I entered the local church office and was face to face with one of the pastors who now chairs the council of elders of one of the splinters. He was dressed casually and was sitting on the corner of a desk in the lobby, talking to someone in a side office. I knew him, said hello, told him I’d been ill and asked to be anointed. I was shocked at his response. He said they were getting ready to leave for a department camping trip that afternoon and that he was too busy, and referred me to the Church Administration office upstairs. I stared at him for a moment with, I’m sure, a look of disbelief on my face. He just looked back at me. I thought, we’re supposed to call on the elders of the church, and that’s what I’m doing, so there’s no way he could be saying no, is there? So I asked again if he could just take a minute to do this for me. He reiterated that he was too busy but that someone upstairs would be able to help. He was doing nothing, just sitting there shooting the breeze with someone else in the office. Even the look on his face let me know that he couldn’t be bothered with my request. I was stunned. I turned around slowly and left.
I very nearly walked out of the building and out of the church. Instead I went upstairs to the Church Administration office, and was able to be anointed.
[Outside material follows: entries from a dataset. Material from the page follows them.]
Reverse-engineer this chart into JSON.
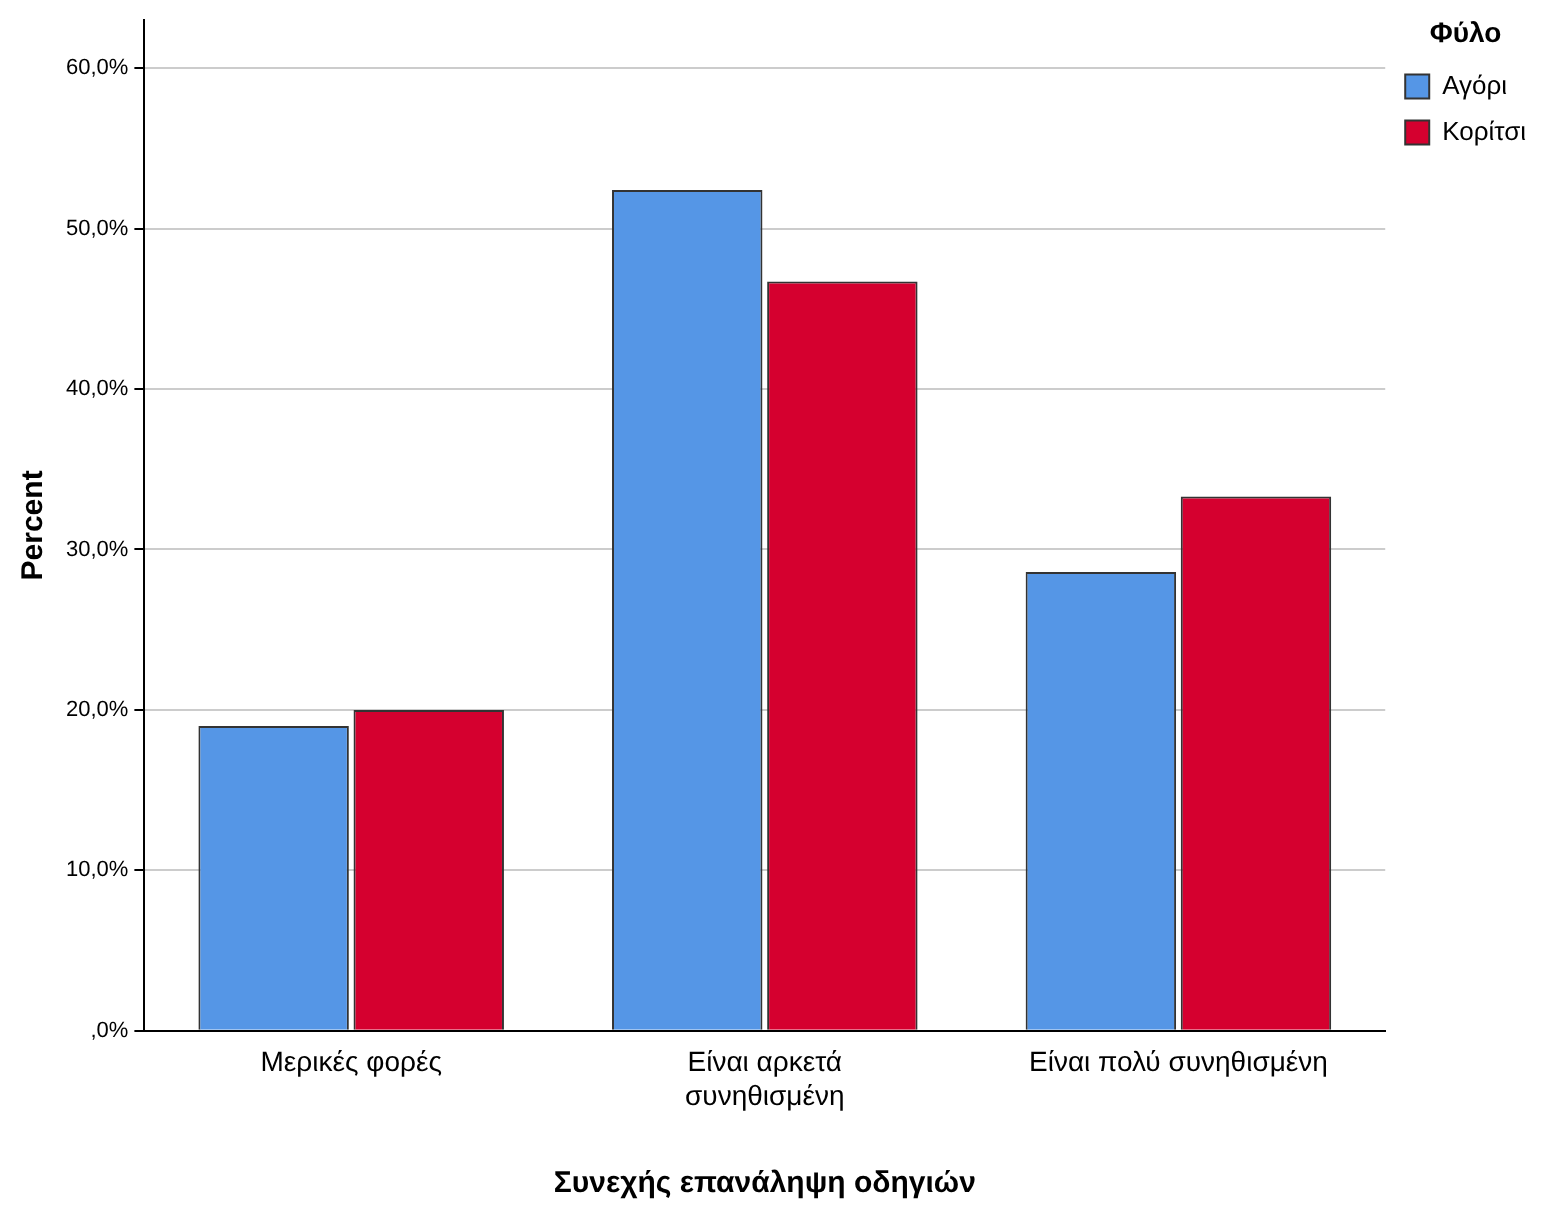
{
  "chart_data": {
    "type": "bar",
    "xlabel": "Συνεχής επανάληψη οδηγιών",
    "ylabel": "Percent",
    "legend_title": "Φύλο",
    "categories": [
      "Μερικές φορές",
      "Είναι αρκετά συνηθισμένη",
      "Είναι πολύ συνηθισμένη"
    ],
    "series": [
      {
        "name": "Αγόρι",
        "color": "#5596e6",
        "values": [
          19.0,
          52.4,
          28.6
        ]
      },
      {
        "name": "Κορίτσι",
        "color": "#d5002f",
        "values": [
          20.0,
          46.7,
          33.3
        ]
      }
    ],
    "ylim": [
      0,
      63
    ],
    "yticks": [
      {
        "value": 0,
        "label": ",0%"
      },
      {
        "value": 10,
        "label": "10,0%"
      },
      {
        "value": 20,
        "label": "20,0%"
      },
      {
        "value": 30,
        "label": "30,0%"
      },
      {
        "value": 40,
        "label": "40,0%"
      },
      {
        "value": 50,
        "label": "50,0%"
      },
      {
        "value": 60,
        "label": "60,0%"
      }
    ],
    "grid": "y",
    "legend": "top right"
  }
}
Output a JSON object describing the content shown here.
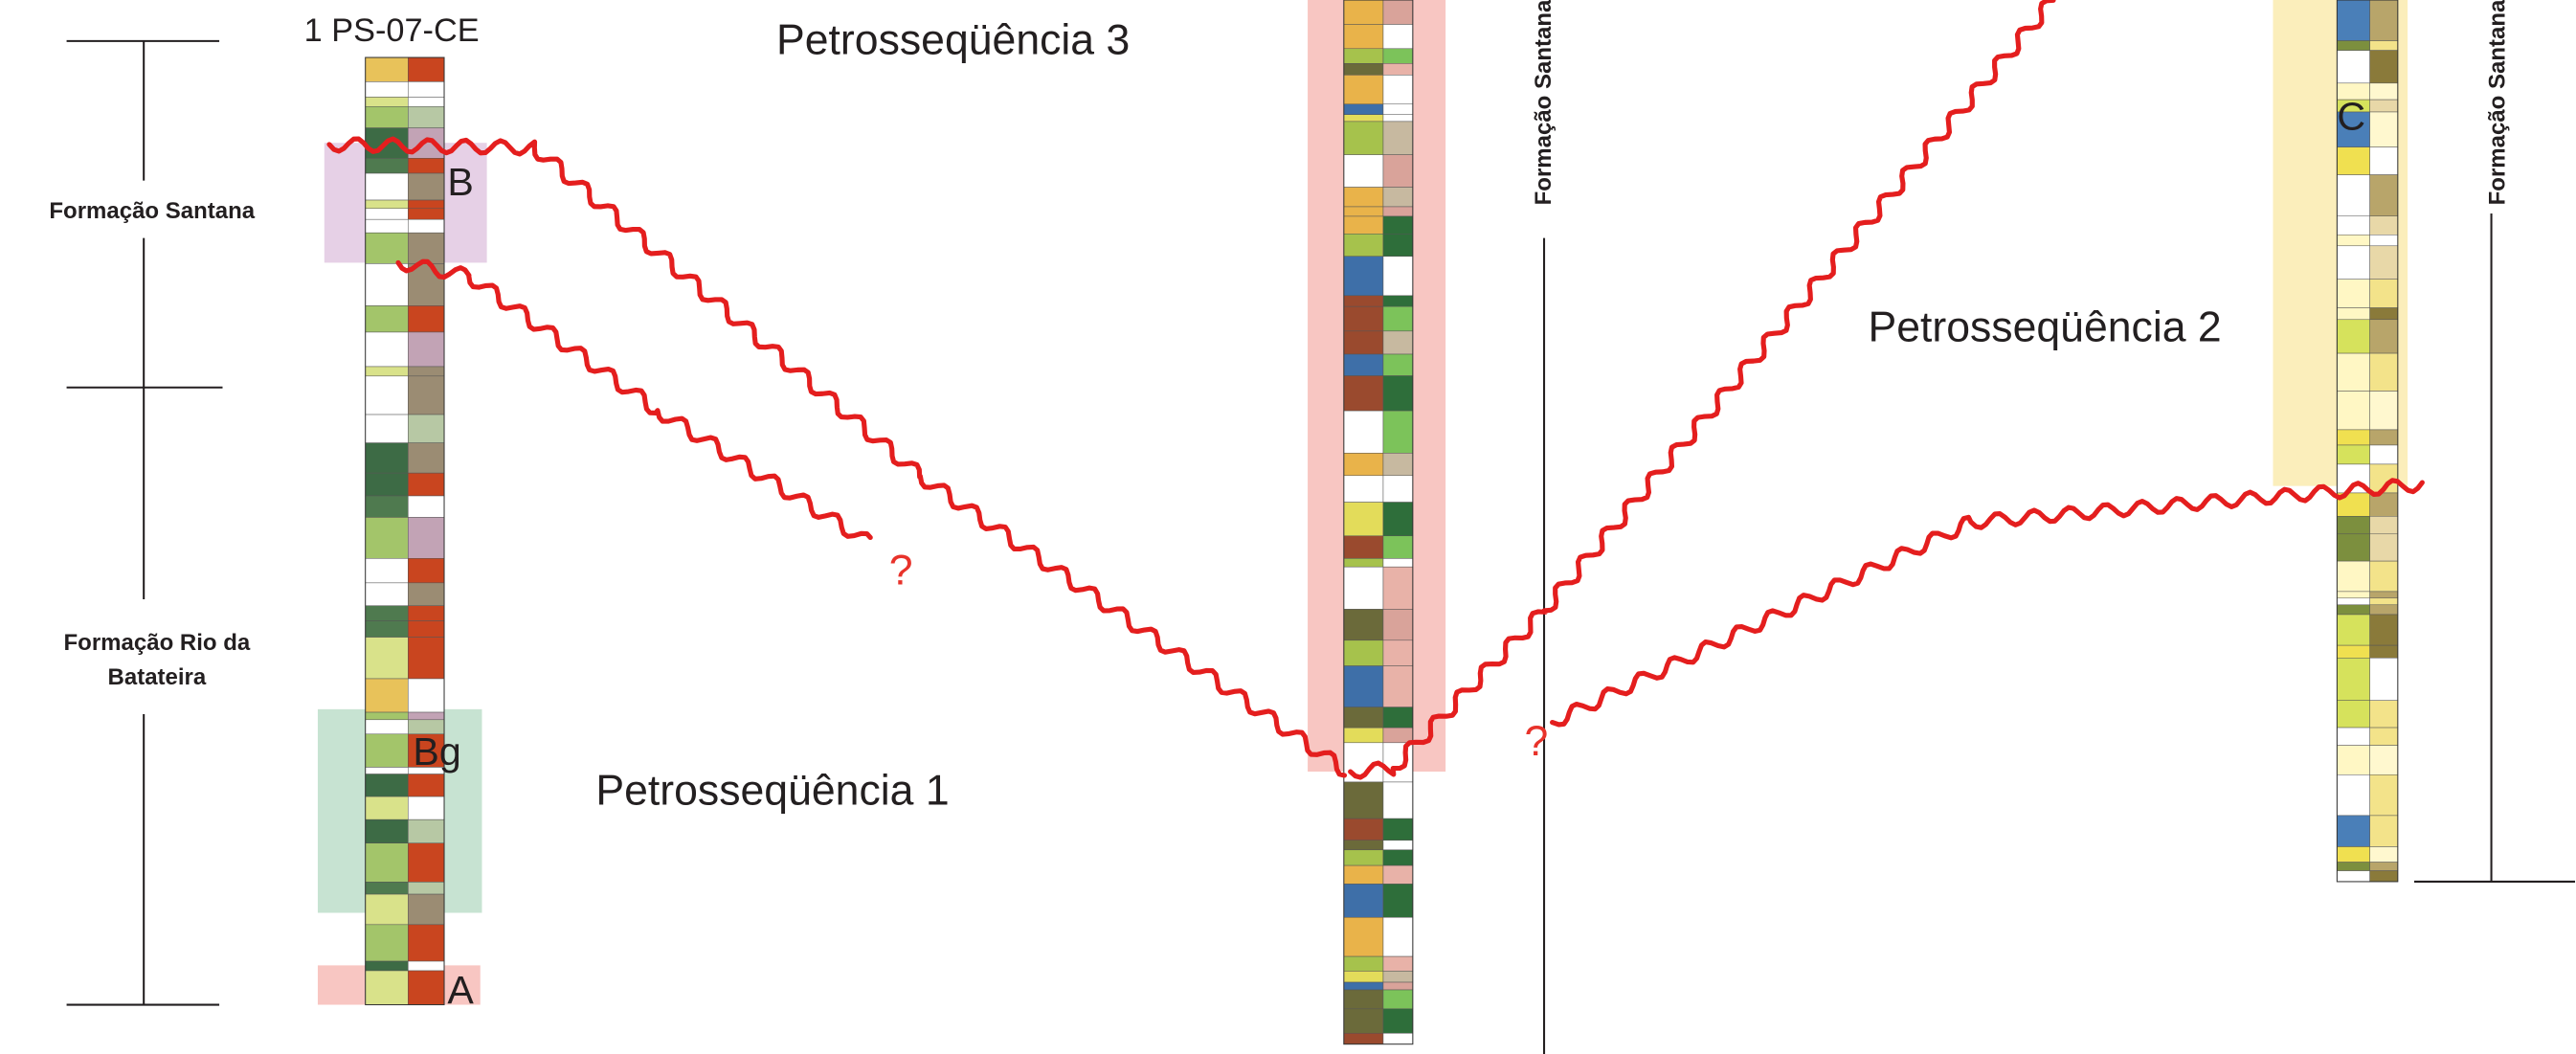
{
  "well": {
    "name": "1 PS-07-CE"
  },
  "formations": {
    "upper_left": "Formação Santana",
    "lower_left": [
      "Formação Rio da",
      "Batateira"
    ],
    "middle_right": "Formação Santana",
    "far_right": "Formação Santana"
  },
  "sequences": {
    "s1": "Petrosseqüência 1",
    "s2": "Petrosseqüência 2",
    "s3": "Petrosseqüência 3"
  },
  "markers": {
    "b": "B",
    "bg": "Bg",
    "a": "A",
    "c": "C"
  },
  "uncertain": {
    "left": "?",
    "right": "?"
  }
}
But the attitude of that Pasadena “pastor” was not lost on me. It was, from my experience, consistent with the attitudes of so many pastors and Pasadena department heads who regularly lorded over people with a lofty view of their titles and offices.
Over the years I began to realize that it was not possible to separate such attitudes from the doctrines and practices taught by HWA and Co. The hierarchy, the control, the capriciousness, and the downright shoddy scholarship had everything to do with what was taught and why. It appears that it continues today, which I guess shouldn’t come as a surprise. Personally, I moved on 20 years ago. It’s sad to see that people remain under the grip of such controlling tactics in the various COG organizations.
Don’t bother us — we’re busy! We are so important that you need to drop everything for what we need and want because nothing you do has any importance in the scheme of things at all.
Certainly one of the most illustrative examples of the hubris of the elite is contained in The Failed Experiment as illustrated by the treatment of 1-W Conscientious Objectors on the Ambassador College Big Sandy Campus. The stomach turning disgusting behavior of oppressing the helpless by the members of the higher class and their teen children represent some of the worst examples of humanity.
All of Armstrongism is a failed experiment: The caste system is unChristian, artificially promoting stratification of social classes where the elite does not care because it does not have to.